Políticas

25/10/2021

La Construcción lo confirma: las “facilidades para despedir” nunca generaron empleo

Gerardo Martínez reconoció que el empleo en la Construcción no creció con el fin de la indemnización por despido.

En una entrevista de la que participaron Gerardo Martínez (Uocra) y Teddy Karagozian (empresario textil), el burócrata sindical confirmó que el nivel de empleo actual de la Construcción es igual a 40 años atrás, a poco de eliminarse las indemnizaciones laborales por medio del Fondo de Cese Laboral, para abaratar “costos laborales”.
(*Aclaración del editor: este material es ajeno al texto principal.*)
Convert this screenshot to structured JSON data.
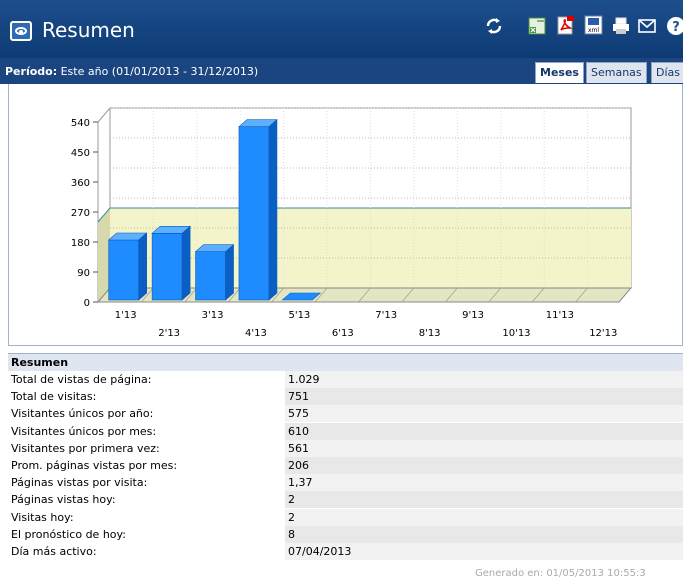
{
  "header": {
    "title": "Resumen",
    "icons": [
      "refresh-icon",
      "excel-icon",
      "pdf-icon",
      "xml-icon",
      "print-icon",
      "email-icon",
      "help-icon"
    ]
  },
  "period": {
    "label": "Período:",
    "value": "Este año (01/01/2013 - 31/12/2013)"
  },
  "tabs": [
    {
      "label": "Meses",
      "active": true
    },
    {
      "label": "Semanas",
      "active": false
    },
    {
      "label": "Días",
      "active": false
    }
  ],
  "chart_data": {
    "type": "bar",
    "categories": [
      "1'13",
      "2'13",
      "3'13",
      "4'13",
      "5'13",
      "6'13",
      "7'13",
      "8'13",
      "9'13",
      "10'13",
      "11'13",
      "12'13"
    ],
    "values": [
      180,
      200,
      145,
      520,
      0,
      0,
      0,
      0,
      0,
      0,
      0,
      0
    ],
    "ylim": [
      0,
      540
    ],
    "yticks": [
      "0",
      "90",
      "180",
      "270",
      "360",
      "450",
      "540"
    ],
    "band_value": 240,
    "bar_color": "#1e90ff",
    "band_color": "#f3f4c9",
    "grid": true
  },
  "summary": {
    "title": "Resumen",
    "rows": [
      {
        "label": "Total de vistas de página:",
        "value": "1.029"
      },
      {
        "label": "Total de visitas:",
        "value": "751"
      },
      {
        "label": "Visitantes únicos por año:",
        "value": "575"
      },
      {
        "label": "Visitantes únicos por mes:",
        "value": "610"
      },
      {
        "label": "Visitantes por primera vez:",
        "value": "561"
      },
      {
        "label": "Prom. páginas vistas por mes:",
        "value": "206"
      },
      {
        "label": "Páginas vistas por visita:",
        "value": "1,37"
      },
      {
        "label": "Páginas vistas hoy:",
        "value": "2"
      },
      {
        "label": "Visitas hoy:",
        "value": "2"
      },
      {
        "label": "El pronóstico de hoy:",
        "value": "8"
      },
      {
        "label": "Día más activo:",
        "value": "07/04/2013"
      }
    ]
  },
  "footer": "Generado en: 01/05/2013 10:55:3"
}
El dirigente de la Unión Obrera de la Construcción, y ex “Batallón 601” de la dictadura militar, señaló que a su ingreso al Uocra, bajo la dictadura en el ´79, el empleo se encontraba en unos 360.000 trabajadores formales, misma cantidad que existe a la fecha, descartando que la eliminación de derechos laborales haya implicado una tendencia alcista en las contrataciones y /o regularización de trabajadores.

Un resumen de las estadísticas publicadas por el Instituto de Estadística y Registro de la Industria de la Construcción (Ieric), con datos desde el 2007, da cuenta de que esta regulación laxa le otorgó versatilidad a las patronales para tomar y deshacerse de personal según la demanda del mercado, lo que solo redundó en un beneficio para los capitalistas de la construcción.

Beneficios patronales

El régimen especial de la construcción, consagrado en la ley 22.250 con el aval del entonces secretario general de la Uocra, Rogelio Coria, incorpora el instituto del Fondo de Cese Laboral, o Fondo de Desempleo, reemplazando la indemnización por despido. Esto supone el aporte de un 12% mensual, durante el primer año, y un 8% en adelante, que va a integrar un fondo bancarizado que se devuelve al trabajador con su desvinculamiento de la empresa.
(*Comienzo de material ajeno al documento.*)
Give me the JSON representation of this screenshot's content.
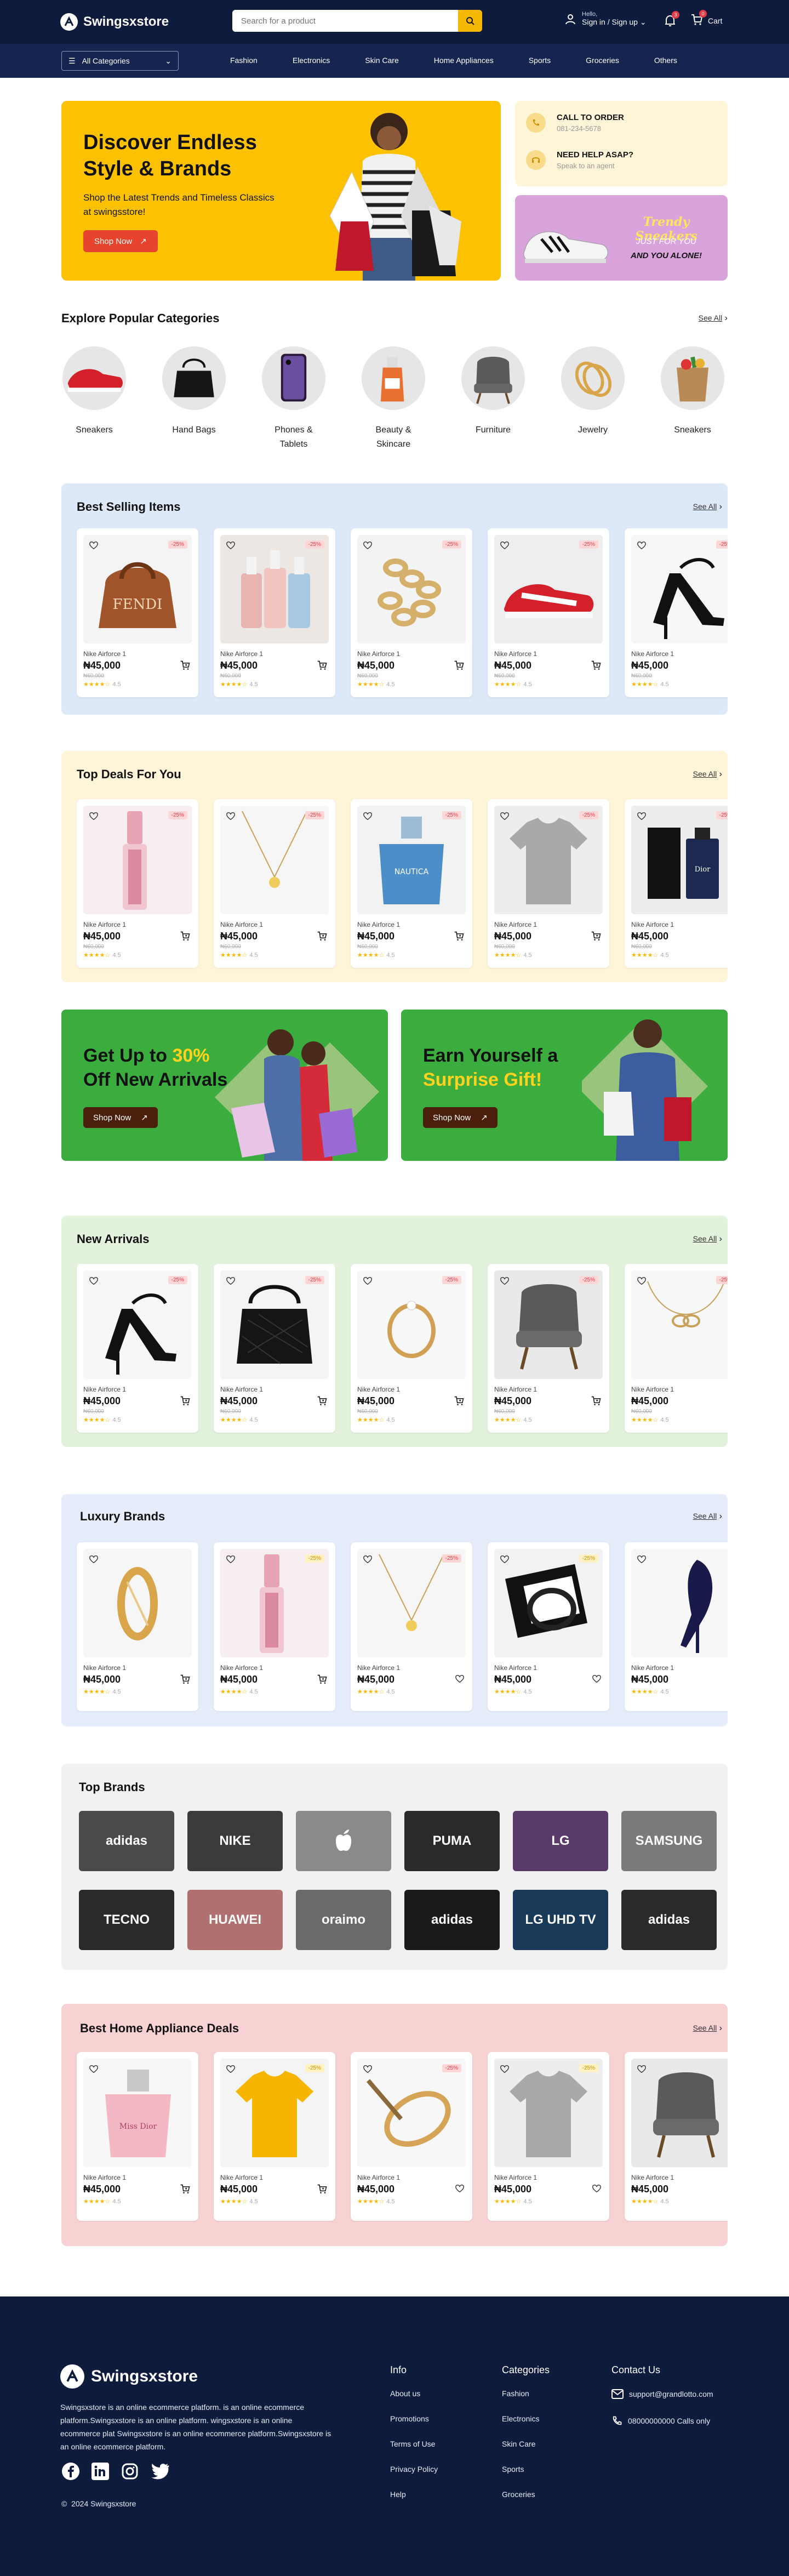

Por esta vía, los trabajadores son quienes, en los hechos, se pagan su propia indemnización, sin tener lugar a reclamo por despidos injustificados y por cifras y valores inferiores a los que se manejan en sede judicial. Además, este instituto también absorbe el beneficio de adicionales por antigüedad, algo que prácticamente no existe en la industria de la construcción.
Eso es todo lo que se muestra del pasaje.